Working to Reduce Childhood Obesity in Alaska

Kids should aim for 60 minutes of physical activity each day.

September is National Childhood Obesity Awareness Month. According to the State of Alaska Division of Public Health: one in every three Alaska kids is overweight or obese; obese children are more likely to grow up to be obese adults than children who are not obese; obese children and adults are more likely to suffer from chronic illnesses, such as diabetes, high blood pressure, heart disease, and certain cancers during their lifetimes.

Currently, The State of Alaska is collaborating with local and state programs in creating and implementing various programs in an effort to reduce childhood obesity and its associated health consequences. In 2012, The Department of Health and Social Services launched the Play Every Day campaign to increase community awareness about the health risks of childhood obesity, the importance of physical activity, and choosing healthy drinks to prevent and reduce obesity in Alaska.

DHSS also partnered with Healthy Futures, a local signature program of the Alaska Sports Hall of Fame which works to promote physical activity in children and adolescents from more than 200 schools. Physical activity has many positive benefits for children, including impacting them academically, behaviorally, and physically. Current recommendations from the Centers of Disease Control are for children to aim for 60 minutes of physical activity per day. Healthy Futures created a challenge to incentivize and reward children who record their monthly minutes spent doing various physical activities. This challenge was introduced in promotional video clips aired on local television networks to increase awareness of the program and enlist more participation from kids statewide.
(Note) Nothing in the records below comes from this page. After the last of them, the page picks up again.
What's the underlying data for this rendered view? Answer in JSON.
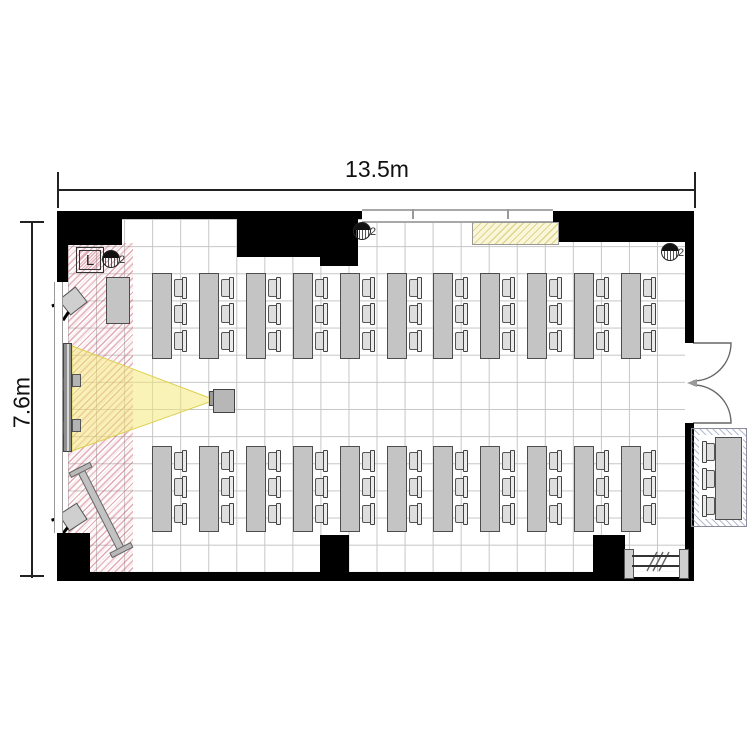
{
  "page": {
    "type": "architectural floor plan of a seminar / classroom",
    "background": "#ffffff"
  },
  "dimensions": {
    "width_label": "13.5m",
    "height_label": "7.6m"
  },
  "stage": {
    "lectern_label": "L"
  },
  "fixtures": {
    "labels": [
      "2",
      "2",
      "2"
    ]
  },
  "seating": {
    "rows": [
      {
        "position": "front",
        "tables": 11,
        "chairs_per_table": 3
      },
      {
        "position": "back",
        "tables": 11,
        "chairs_per_table": 3
      }
    ],
    "outside": {
      "tables": 1,
      "chairs": 3
    }
  },
  "equipment": [
    "projection-screen",
    "projector",
    "projection-beam",
    "mobile-whiteboard",
    "stage-table",
    "presenter-chairs",
    "double-door",
    "storage-cabinet"
  ],
  "colors": {
    "wall": "#000000",
    "grid": "#c6c6c6",
    "table_fill": "#c4c4c4",
    "stage_hatch": "#be465c",
    "outside_hatch": "#6c76a8",
    "cabinet_fill": "#faf6da",
    "beam_fill": "#f4e871"
  }
}
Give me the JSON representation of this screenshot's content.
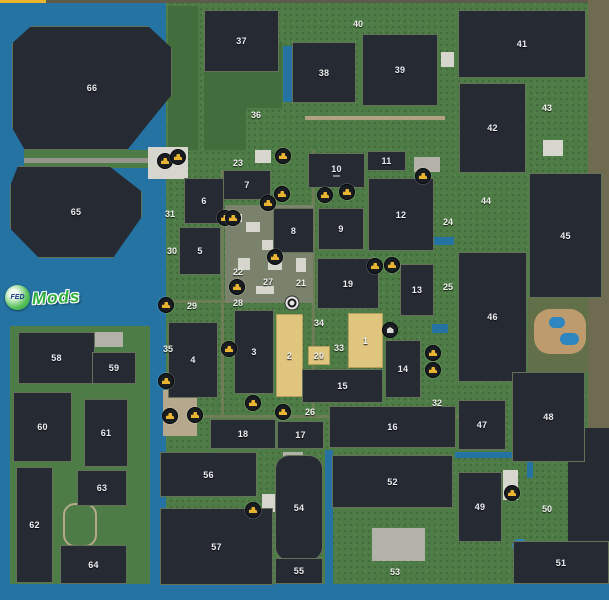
{
  "map": {
    "watermark": {
      "circle_text": "FED",
      "text": "Mods"
    },
    "colors": {
      "water": "#2473a2",
      "water2": "#2e86c0",
      "land": "#4e7c46",
      "forest": "#426d3c",
      "olive": "#62704a",
      "navy": "#262a33",
      "brown": "#6f6b51",
      "edge": "#5d5b49",
      "accent": "#e9b52f",
      "sand": "#bd9b6d",
      "sand2": "#b5a88d",
      "farmpad": "#7a826b",
      "lane": "#6d7d55",
      "road": "#96968c",
      "tanroad": "#b1a183",
      "bldg": "#d6d6cf",
      "bldg2": "#b3b2a8",
      "field_dark": "#262a33",
      "field_tan": "#dfc57d",
      "icon_glyph": "#e9b42f"
    },
    "zones": [
      {
        "name": "map-edge-top",
        "x": 0,
        "y": 0,
        "w": 609,
        "h": 3,
        "c": "edge"
      },
      {
        "name": "top-accent-strip",
        "x": 0,
        "y": 0,
        "w": 46,
        "h": 4,
        "c": "accent"
      },
      {
        "name": "water-left",
        "x": 0,
        "y": 3,
        "w": 166,
        "h": 597,
        "c": "water"
      },
      {
        "name": "water-bottom",
        "x": 0,
        "y": 584,
        "w": 609,
        "h": 16,
        "c": "water"
      },
      {
        "name": "shore-band",
        "x": 24,
        "y": 150,
        "w": 154,
        "h": 18,
        "c": "land"
      },
      {
        "name": "land-southwest",
        "x": 10,
        "y": 326,
        "w": 140,
        "h": 258,
        "c": "land"
      },
      {
        "name": "forest-west",
        "x": 168,
        "y": 6,
        "w": 30,
        "h": 144,
        "c": "forest"
      },
      {
        "name": "forest-36",
        "x": 204,
        "y": 66,
        "w": 42,
        "h": 84,
        "c": "forest"
      },
      {
        "name": "forest-38",
        "x": 246,
        "y": 42,
        "w": 36,
        "h": 66,
        "c": "forest"
      },
      {
        "name": "brown-margin",
        "x": 588,
        "y": 0,
        "w": 21,
        "h": 430,
        "c": "brown"
      },
      {
        "name": "olive-east",
        "x": 528,
        "y": 298,
        "w": 60,
        "h": 74,
        "c": "olive"
      },
      {
        "name": "navy-corner",
        "x": 568,
        "y": 428,
        "w": 41,
        "h": 114,
        "c": "navy"
      },
      {
        "name": "road-shore",
        "x": 24,
        "y": 158,
        "w": 154,
        "h": 5,
        "c": "road"
      },
      {
        "name": "lane-vertical-1",
        "x": 221,
        "y": 170,
        "w": 3,
        "h": 246,
        "c": "lane"
      },
      {
        "name": "lane-vertical-2",
        "x": 312,
        "y": 150,
        "w": 3,
        "h": 268,
        "c": "lane"
      },
      {
        "name": "lane-horizontal-1",
        "x": 162,
        "y": 415,
        "w": 296,
        "h": 3,
        "c": "lane"
      },
      {
        "name": "lane-horizontal-2",
        "x": 164,
        "y": 300,
        "w": 148,
        "h": 3,
        "c": "lane"
      },
      {
        "name": "road-north",
        "x": 305,
        "y": 116,
        "w": 140,
        "h": 4,
        "c": "tanroad"
      },
      {
        "name": "farmyard",
        "x": 225,
        "y": 205,
        "w": 88,
        "h": 98,
        "c": "farmpad"
      },
      {
        "name": "building",
        "x": 148,
        "y": 147,
        "w": 40,
        "h": 32,
        "c": "bldg"
      },
      {
        "name": "building",
        "x": 255,
        "y": 150,
        "w": 16,
        "h": 13,
        "c": "bldg"
      },
      {
        "name": "building",
        "x": 340,
        "y": 154,
        "w": 24,
        "h": 20,
        "c": "bldg2"
      },
      {
        "name": "building",
        "x": 414,
        "y": 157,
        "w": 26,
        "h": 15,
        "c": "bldg2"
      },
      {
        "name": "building",
        "x": 441,
        "y": 52,
        "w": 13,
        "h": 15,
        "c": "bldg"
      },
      {
        "name": "building",
        "x": 93,
        "y": 332,
        "w": 30,
        "h": 15,
        "c": "bldg2"
      },
      {
        "name": "building",
        "x": 372,
        "y": 528,
        "w": 53,
        "h": 33,
        "c": "bldg2"
      },
      {
        "name": "building",
        "x": 262,
        "y": 494,
        "w": 16,
        "h": 18,
        "c": "bldg"
      },
      {
        "name": "building",
        "x": 283,
        "y": 452,
        "w": 20,
        "h": 15,
        "c": "bldg2"
      },
      {
        "name": "building",
        "x": 503,
        "y": 470,
        "w": 15,
        "h": 30,
        "c": "bldg"
      },
      {
        "name": "building",
        "x": 543,
        "y": 140,
        "w": 20,
        "h": 16,
        "c": "bldg"
      },
      {
        "name": "building",
        "x": 355,
        "y": 262,
        "w": 22,
        "h": 16,
        "c": "bldg2"
      },
      {
        "name": "farm-building",
        "x": 230,
        "y": 214,
        "w": 12,
        "h": 8,
        "c": "bldg"
      },
      {
        "name": "farm-building",
        "x": 246,
        "y": 222,
        "w": 14,
        "h": 10,
        "c": "bldg"
      },
      {
        "name": "farm-building",
        "x": 262,
        "y": 240,
        "w": 16,
        "h": 10,
        "c": "bldg"
      },
      {
        "name": "farm-building",
        "x": 238,
        "y": 258,
        "w": 12,
        "h": 12,
        "c": "bldg"
      },
      {
        "name": "farm-building",
        "x": 268,
        "y": 262,
        "w": 14,
        "h": 8,
        "c": "bldg"
      },
      {
        "name": "farm-building",
        "x": 292,
        "y": 212,
        "w": 12,
        "h": 10,
        "c": "bldg"
      },
      {
        "name": "farm-building",
        "x": 296,
        "y": 258,
        "w": 10,
        "h": 14,
        "c": "bldg"
      },
      {
        "name": "farm-building",
        "x": 256,
        "y": 286,
        "w": 18,
        "h": 8,
        "c": "bldg"
      },
      {
        "name": "campground",
        "x": 163,
        "y": 390,
        "w": 34,
        "h": 46,
        "c": "sand2"
      },
      {
        "name": "race-track",
        "x": 63,
        "y": 503,
        "w": 30,
        "h": 40,
        "ring": true,
        "r": 12
      },
      {
        "name": "beach",
        "x": 534,
        "y": 309,
        "w": 52,
        "h": 45,
        "c": "sand",
        "r": 16
      },
      {
        "name": "water-canal",
        "x": 455,
        "y": 452,
        "w": 78,
        "h": 6,
        "c": "water"
      },
      {
        "name": "water-canal",
        "x": 527,
        "y": 452,
        "w": 6,
        "h": 26,
        "c": "water"
      },
      {
        "name": "pond",
        "x": 483,
        "y": 279,
        "w": 11,
        "h": 13,
        "c": "water",
        "r": 6
      },
      {
        "name": "water-inlet",
        "x": 434,
        "y": 237,
        "w": 20,
        "h": 8,
        "c": "water"
      },
      {
        "name": "water-inlet",
        "x": 432,
        "y": 324,
        "w": 16,
        "h": 9,
        "c": "water"
      },
      {
        "name": "beach-pond",
        "x": 549,
        "y": 317,
        "w": 16,
        "h": 11,
        "c": "water2",
        "r": 6
      },
      {
        "name": "beach-pond",
        "x": 560,
        "y": 333,
        "w": 19,
        "h": 12,
        "c": "water2",
        "r": 6
      },
      {
        "name": "pond",
        "x": 512,
        "y": 539,
        "w": 16,
        "h": 14,
        "c": "water2",
        "r": 8
      },
      {
        "name": "water-strip",
        "x": 325,
        "y": 450,
        "w": 8,
        "h": 134,
        "c": "water"
      },
      {
        "name": "water-strip",
        "x": 283,
        "y": 46,
        "w": 9,
        "h": 56,
        "c": "water"
      }
    ],
    "fields": [
      {
        "n": "1",
        "x": 348,
        "y": 313,
        "w": 35,
        "h": 55,
        "kind": "tan"
      },
      {
        "n": "2",
        "x": 276,
        "y": 314,
        "w": 27,
        "h": 83,
        "kind": "tan"
      },
      {
        "n": "3",
        "x": 234,
        "y": 310,
        "w": 40,
        "h": 84
      },
      {
        "n": "4",
        "x": 168,
        "y": 322,
        "w": 50,
        "h": 76
      },
      {
        "n": "5",
        "x": 179,
        "y": 227,
        "w": 42,
        "h": 48
      },
      {
        "n": "6",
        "x": 184,
        "y": 178,
        "w": 40,
        "h": 46
      },
      {
        "n": "7",
        "x": 223,
        "y": 170,
        "w": 48,
        "h": 30
      },
      {
        "n": "8",
        "x": 273,
        "y": 208,
        "w": 41,
        "h": 45
      },
      {
        "n": "9",
        "x": 318,
        "y": 208,
        "w": 46,
        "h": 42
      },
      {
        "n": "10",
        "x": 308,
        "y": 153,
        "w": 57,
        "h": 35,
        "sub": true
      },
      {
        "n": "11",
        "x": 367,
        "y": 151,
        "w": 39,
        "h": 20
      },
      {
        "n": "12",
        "x": 368,
        "y": 178,
        "w": 66,
        "h": 73
      },
      {
        "n": "13",
        "x": 400,
        "y": 264,
        "w": 34,
        "h": 52
      },
      {
        "n": "14",
        "x": 385,
        "y": 340,
        "w": 36,
        "h": 58
      },
      {
        "n": "15",
        "x": 302,
        "y": 369,
        "w": 81,
        "h": 34
      },
      {
        "n": "16",
        "x": 329,
        "y": 406,
        "w": 127,
        "h": 42
      },
      {
        "n": "17",
        "x": 277,
        "y": 421,
        "w": 47,
        "h": 28
      },
      {
        "n": "18",
        "x": 210,
        "y": 419,
        "w": 66,
        "h": 30
      },
      {
        "n": "19",
        "x": 317,
        "y": 258,
        "w": 62,
        "h": 51
      },
      {
        "n": "20",
        "x": 308,
        "y": 346,
        "w": 22,
        "h": 19,
        "kind": "tan"
      },
      {
        "n": "37",
        "x": 204,
        "y": 10,
        "w": 75,
        "h": 62
      },
      {
        "n": "38",
        "x": 292,
        "y": 42,
        "w": 64,
        "h": 61
      },
      {
        "n": "39",
        "x": 362,
        "y": 34,
        "w": 76,
        "h": 72
      },
      {
        "n": "41",
        "x": 458,
        "y": 10,
        "w": 128,
        "h": 68
      },
      {
        "n": "42",
        "x": 459,
        "y": 83,
        "w": 67,
        "h": 90
      },
      {
        "n": "45",
        "x": 529,
        "y": 173,
        "w": 73,
        "h": 125
      },
      {
        "n": "46",
        "x": 458,
        "y": 252,
        "w": 69,
        "h": 130
      },
      {
        "n": "47",
        "x": 458,
        "y": 400,
        "w": 48,
        "h": 50
      },
      {
        "n": "48",
        "x": 512,
        "y": 372,
        "w": 73,
        "h": 90
      },
      {
        "n": "49",
        "x": 458,
        "y": 472,
        "w": 44,
        "h": 70
      },
      {
        "n": "51",
        "x": 513,
        "y": 541,
        "w": 96,
        "h": 43
      },
      {
        "n": "52",
        "x": 332,
        "y": 455,
        "w": 121,
        "h": 53
      },
      {
        "n": "54",
        "x": 275,
        "y": 455,
        "w": 48,
        "h": 106,
        "r": 14
      },
      {
        "n": "55",
        "x": 275,
        "y": 558,
        "w": 48,
        "h": 26
      },
      {
        "n": "56",
        "x": 160,
        "y": 452,
        "w": 97,
        "h": 45
      },
      {
        "n": "57",
        "x": 160,
        "y": 508,
        "w": 113,
        "h": 77
      },
      {
        "n": "58",
        "x": 18,
        "y": 332,
        "w": 77,
        "h": 52
      },
      {
        "n": "59",
        "x": 92,
        "y": 352,
        "w": 44,
        "h": 32
      },
      {
        "n": "60",
        "x": 13,
        "y": 392,
        "w": 59,
        "h": 70
      },
      {
        "n": "61",
        "x": 84,
        "y": 399,
        "w": 44,
        "h": 68
      },
      {
        "n": "62",
        "x": 16,
        "y": 467,
        "w": 37,
        "h": 116
      },
      {
        "n": "63",
        "x": 77,
        "y": 470,
        "w": 50,
        "h": 36
      },
      {
        "n": "64",
        "x": 60,
        "y": 545,
        "w": 67,
        "h": 39
      },
      {
        "n": "65",
        "x": 10,
        "y": 166,
        "w": 132,
        "h": 92,
        "clip": "oct1"
      },
      {
        "n": "66",
        "x": 12,
        "y": 26,
        "w": 160,
        "h": 124,
        "clip": "oct2"
      }
    ],
    "labels": [
      {
        "n": "21",
        "x": 301,
        "y": 283
      },
      {
        "n": "22",
        "x": 238,
        "y": 272
      },
      {
        "n": "23",
        "x": 238,
        "y": 163
      },
      {
        "n": "24",
        "x": 448,
        "y": 222
      },
      {
        "n": "25",
        "x": 448,
        "y": 287
      },
      {
        "n": "26",
        "x": 310,
        "y": 412
      },
      {
        "n": "27",
        "x": 268,
        "y": 282
      },
      {
        "n": "28",
        "x": 238,
        "y": 303
      },
      {
        "n": "29",
        "x": 192,
        "y": 306
      },
      {
        "n": "30",
        "x": 172,
        "y": 251
      },
      {
        "n": "31",
        "x": 170,
        "y": 214
      },
      {
        "n": "32",
        "x": 437,
        "y": 403
      },
      {
        "n": "33",
        "x": 339,
        "y": 348
      },
      {
        "n": "34",
        "x": 319,
        "y": 323
      },
      {
        "n": "35",
        "x": 168,
        "y": 349
      },
      {
        "n": "36",
        "x": 256,
        "y": 115
      },
      {
        "n": "40",
        "x": 358,
        "y": 24
      },
      {
        "n": "43",
        "x": 547,
        "y": 108
      },
      {
        "n": "44",
        "x": 486,
        "y": 201
      },
      {
        "n": "50",
        "x": 547,
        "y": 509
      },
      {
        "n": "53",
        "x": 395,
        "y": 572
      }
    ],
    "icons": [
      {
        "type": "sale",
        "x": 165,
        "y": 161
      },
      {
        "type": "sale",
        "x": 178,
        "y": 157
      },
      {
        "type": "sale",
        "x": 283,
        "y": 156
      },
      {
        "type": "sale",
        "x": 282,
        "y": 194
      },
      {
        "type": "sale",
        "x": 268,
        "y": 203
      },
      {
        "type": "sale",
        "x": 225,
        "y": 218
      },
      {
        "type": "sale",
        "x": 233,
        "y": 218
      },
      {
        "type": "sale",
        "x": 275,
        "y": 257
      },
      {
        "type": "sale",
        "x": 325,
        "y": 195
      },
      {
        "type": "sale",
        "x": 347,
        "y": 192
      },
      {
        "type": "sale",
        "x": 423,
        "y": 176
      },
      {
        "type": "sale",
        "x": 375,
        "y": 266
      },
      {
        "type": "sale",
        "x": 392,
        "y": 265
      },
      {
        "type": "sale",
        "x": 237,
        "y": 287
      },
      {
        "type": "sale",
        "x": 166,
        "y": 305
      },
      {
        "type": "shop",
        "x": 292,
        "y": 303
      },
      {
        "type": "poi",
        "x": 390,
        "y": 330
      },
      {
        "type": "sale",
        "x": 433,
        "y": 353
      },
      {
        "type": "sale",
        "x": 433,
        "y": 370
      },
      {
        "type": "sale",
        "x": 229,
        "y": 349
      },
      {
        "type": "sale",
        "x": 166,
        "y": 381
      },
      {
        "type": "sale",
        "x": 170,
        "y": 416
      },
      {
        "type": "sale",
        "x": 195,
        "y": 415
      },
      {
        "type": "sale",
        "x": 253,
        "y": 403
      },
      {
        "type": "sale",
        "x": 283,
        "y": 412
      },
      {
        "type": "sale",
        "x": 253,
        "y": 510
      },
      {
        "type": "sale",
        "x": 512,
        "y": 493
      }
    ]
  }
}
At the individual level, families can take personal steps to include small changes in helping their children grow at a healthy weight by focusing on both increased activity and improving nutrition in the home. Encourage kids to participate in sports at school or venture outside to play with siblings and friends, or involve the whole family by heading to the park, biking, or going for a short hike. Increased physical activity allows young and growing bodies to use extra energy in a healthy way and establish active habits at an early age.

Similarly, nutrition is a cornerstone in promoting healthy growth and development during childhood. There are many ways to begin eating better as a family. Some ideas to consider may be to cut back on packaged or quick foods and limit sugary beverages like soda, Kool-aid, Tang, and other flavored juices. Other nutrition-focused improvements could be to include kids in meal prep, increase vegetable servings, and make more homemade meals. Why not start something new today?